Like Peter Rabbit's mother, I often need to feast my eyes on green. When not in the garden feasting I'm on the golf course meandering down the green fairways, but  I do love to putt...on those greens.








Fifty shades indeed, and that's not counting all of the shades and colors we miss every day.  This is my bouquet of green, so please treat your eyes and find another 50 shades of green that make you grin.
Purple iris of spring nested in the evergreen.

Wednesday, July 3, 2013

The Golf Gypsy: As Only a Mother Can

My mother, Helen Stapp, died unexpectedly nearly twenty-four years ago, and yet I miss her hugs, smiles, and cryptic words of advice daily. We didn't always agree on life's journey or how to best pursue the future.  In our family Mom and Dad had their hands full with two hundred and fifty Miami Country Club members, and two little girls; one adventurous and daring, the other a quiet observer.  My little sister, Jonya, most closely stayed within their boundaries of comfort.  She was a beauty queen and State Amateur Golf Champion.  We both played on the men's golf team at NEO, and made our parents proud when we completed our college degrees (mine just took 10 years to finish.)

USGA Jr. Am. 1965
My childhood days of golf were intense and emotional.  Winning was not something I experienced.  I often missed qualifying for championship flight because of raw nerves, and lack of focus.  Every summer I asked for tennis lessons, swim lessons, diving lessons, anything new on the horizon.  Dad's words were simple, "Tizzy, you need to focus on one sport at a time.  Developing muscles for swimming or tennis might jeopardize your golf swing."  So, I played golf and practiced hours upon hours.  The solitude of practicing became my escape from pressures.

It was the trips to the Jr. State Amateur I loved the most.  Teeing off #1 at Southern Hills and hitting a straight and true shot down the middle is a memory I will carry for a lifetime.  Shaking the hand of a match play opponent at age 14 will also stick with my gut;  "Good luck," I said sincerely as Rita and I shook hands on the first tee.  "Thanks, you'll need it.!" She won the match on hole 14.  Maybe, Dad knew me better when he nicknamed me Tizzy or tried to explain that my golf game seemed lackadaisical.  Maybe, I overheard so many ugly comments by women in tournaments that I thought no one liked a champion?
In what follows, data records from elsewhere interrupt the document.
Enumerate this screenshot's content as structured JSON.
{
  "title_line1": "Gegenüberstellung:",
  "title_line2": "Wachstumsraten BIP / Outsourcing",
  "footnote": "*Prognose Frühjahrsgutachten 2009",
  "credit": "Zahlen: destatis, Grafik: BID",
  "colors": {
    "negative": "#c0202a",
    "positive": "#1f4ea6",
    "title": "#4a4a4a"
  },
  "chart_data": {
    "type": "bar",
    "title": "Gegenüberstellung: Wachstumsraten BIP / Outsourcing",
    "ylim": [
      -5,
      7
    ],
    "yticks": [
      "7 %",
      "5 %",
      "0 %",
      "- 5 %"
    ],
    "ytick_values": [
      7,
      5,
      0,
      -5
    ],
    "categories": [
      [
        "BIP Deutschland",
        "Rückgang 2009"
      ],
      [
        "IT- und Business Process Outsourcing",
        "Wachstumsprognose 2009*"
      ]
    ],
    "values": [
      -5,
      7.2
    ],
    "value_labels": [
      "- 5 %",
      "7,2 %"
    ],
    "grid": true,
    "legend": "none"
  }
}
It was on mother's shoulders that I cried and sobbed with defeat.  Year after year I lost, and yet she held firm in her belief that I could win.  Dad was the teacher, but mom was the counselor, the healer, and the one who uplifted me and told me over and over that I could win. I finally won a Club Championship once before she died, but I was nearly 40 years old.  My family and friends were proud.

Only recently did I realize how much a mother's love and faith in her children can make a difference for a lifetime of learning and growing.  Over the 50 years since my teenage golfing debut, I've learned that it was confidence that I was lacking, not skill.  But it's not enough to have other people believe in you when you don't believe in yourself.  "Oh, well," is such an easy reply to a disappointment in life, whether it is in a career or sport.

A few weeks ago as I walked to my golf cart, before I teed off at Prairie Dunes for the Hutchinson Women's City Championship, my heart was pounding and my stomach lurched.  It was a match play event, one on one.  Now I needed to win one more match for the championship.  I began to question myself.  Did I care enough to focus?  Did I really just want to win, but not fight through my nerves to win?  Will people still like me IF I win?

Helen Stapp probably giving advice.
Like a cloud passing over I heard a whisper, "Letty, I believe in you and always have. Now go out there and prove to yourself that you can play great golf."

My knees buckled and I looked around with tears in my eyes.  "Mom?" my head whispered.   "I'm watching," she replied, and I heard the pursing of her lips.  When her whispering cloud passed over, my shoulders suddenly lightened and memories were filtered.  I knew that somehow I could win that day, and maybe win again while I'm still young enough to compete.  On my golf ball, that day, I wrote these words, "Almost Heaven."

I only hope and pray that I've been that kind of mother for my daughter, one who believes in her child without a doubt--As only a mother can.